We have tested and tasted too much lover
Yep! the post Christmas hangover always hurt, you’d be dragging the arse out of it after New Years, the 2nd the 3rd the 4th tracking the week into January with anxiety, until little by little no trace of Christmas left, no excuse for excess and there you were staring at the shorn tree in the corner like the emperor without his clothes.
This year I took on the role of spectator a little bit, treating Christmas like a parade and letting it pass me by, enjoying the spectacle of it but not getting swept away
The last bite of the Christmas dinner wasn’t down the throat of my Grandmother, God rest her soul, but she’d say that’s it now, ‘tis as far away now as it ever was. There was a glee about her as she’d say it, revelling in it, longing for the return to normality. She’d been around long enough to know the bliss of routine.

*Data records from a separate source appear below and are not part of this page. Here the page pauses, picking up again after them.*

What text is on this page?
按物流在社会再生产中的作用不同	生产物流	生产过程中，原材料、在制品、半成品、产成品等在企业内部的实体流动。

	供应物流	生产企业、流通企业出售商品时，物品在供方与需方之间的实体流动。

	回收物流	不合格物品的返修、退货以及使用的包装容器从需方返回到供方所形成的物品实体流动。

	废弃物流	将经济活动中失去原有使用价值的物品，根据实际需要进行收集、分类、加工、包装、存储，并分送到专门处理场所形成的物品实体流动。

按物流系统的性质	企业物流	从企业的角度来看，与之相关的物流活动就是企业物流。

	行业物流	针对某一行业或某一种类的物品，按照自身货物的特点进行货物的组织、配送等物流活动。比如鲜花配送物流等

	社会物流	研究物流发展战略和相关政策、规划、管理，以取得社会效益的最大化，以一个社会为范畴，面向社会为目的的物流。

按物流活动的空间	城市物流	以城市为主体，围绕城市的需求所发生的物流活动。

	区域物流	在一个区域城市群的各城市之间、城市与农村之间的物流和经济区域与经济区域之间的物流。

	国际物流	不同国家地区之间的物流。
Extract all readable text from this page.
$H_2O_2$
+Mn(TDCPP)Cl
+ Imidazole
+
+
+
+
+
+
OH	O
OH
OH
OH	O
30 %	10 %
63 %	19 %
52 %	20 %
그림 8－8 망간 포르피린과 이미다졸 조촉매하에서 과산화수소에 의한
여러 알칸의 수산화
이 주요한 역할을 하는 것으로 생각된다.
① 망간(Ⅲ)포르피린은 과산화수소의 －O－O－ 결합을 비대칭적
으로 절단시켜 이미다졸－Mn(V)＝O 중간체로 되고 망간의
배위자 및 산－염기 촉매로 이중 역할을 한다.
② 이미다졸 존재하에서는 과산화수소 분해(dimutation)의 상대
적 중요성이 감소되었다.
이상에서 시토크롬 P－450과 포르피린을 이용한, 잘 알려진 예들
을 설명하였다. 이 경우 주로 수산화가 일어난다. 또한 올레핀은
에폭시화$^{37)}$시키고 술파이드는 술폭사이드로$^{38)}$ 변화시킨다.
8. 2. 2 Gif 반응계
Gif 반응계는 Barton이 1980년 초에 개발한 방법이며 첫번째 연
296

Wherever life pours ordinary plenty, won’t we be rich, my love and I
That’s where things are at the moment.
Trying to forge all the different strands of life into one routine, so there’s no peaks and troughs just even keel.
It’s like trying to plait a wild gypsies hair into one neat ponytail, but it will come eventually I’m sure, all rivers learn to meander and mellow the nearer they get to the sea, knowing I suppose that they’ll get there anyway.
I have finally finished the edit for ‘Clíona’s Wave,’ my first novel that will be released in the Spring. What began as a frustrating experience ended as a rewarding one. You see, I’m a lazy fucker. I’d put the book away, shelved it and started another one. Then when Indigo Dreams said they were going to publish it, they assigned an editor to me, and she went to work, and it was painful. Editing a book you thought you were done with is like lying in bed after an ill-judged one-night stand, smoking cigarette after cigarette when all you want to do is get out of there and move onto the next conquest.
Last night however as I read over it I was glad of the time we spent together over the last couple of months, at least I can move on from it now and say it’s finished or at least that it’s more finished than it was. I don’t know if a story can ever really be finished, there will always be the regret that comes with hindsight. I am hoping to launch it at the Doolin Writers’ Weekend at the end of March and also planning a launch in Union Hall(where the book is set), so the next few months will be busy promoting Clíona’s Wave and trying to finish my second novel Leap of the Foals. We have our third child due in April so the goal is to get the second novel finished before the new arrival and the start of the busy season in Doolin. A short piece of fiction of mine was short-listed for the K Award judged by Claire Keegan, you can read this piece here https://donalminihane.com/2014/09/04/dead-priests-house/
Even though it’s January there’s a lot to look forward to but I’m trying to learn that the trick isn’t to look forward to something, or to look longingly back, the trick is to enjoy the moment, each one as we move along, easier said than done, especially in January I hear you say. But you know what, I got up this morning in the dark. I looked out the window. It was a bar-room brawl of a morning, nasty, dirty, bad tempered, shutters outside the windows clattering with a hollow thud off the wet stone, trees, wind and rain pulling out of each other, tugging and tussling, only the few houses were still on the landscape, motionless like petrified bar-maids caught in the melee. I pulled on my boots and coat, called the dog and headed up the hill. It’s never as bad when you get out in it. The weather is like most things that confront us. The day had dawned proper when I got back to the house, the kids were up and the porridge was on and the fire was lighting. The tree waited in the corner. I put it out before breakfast.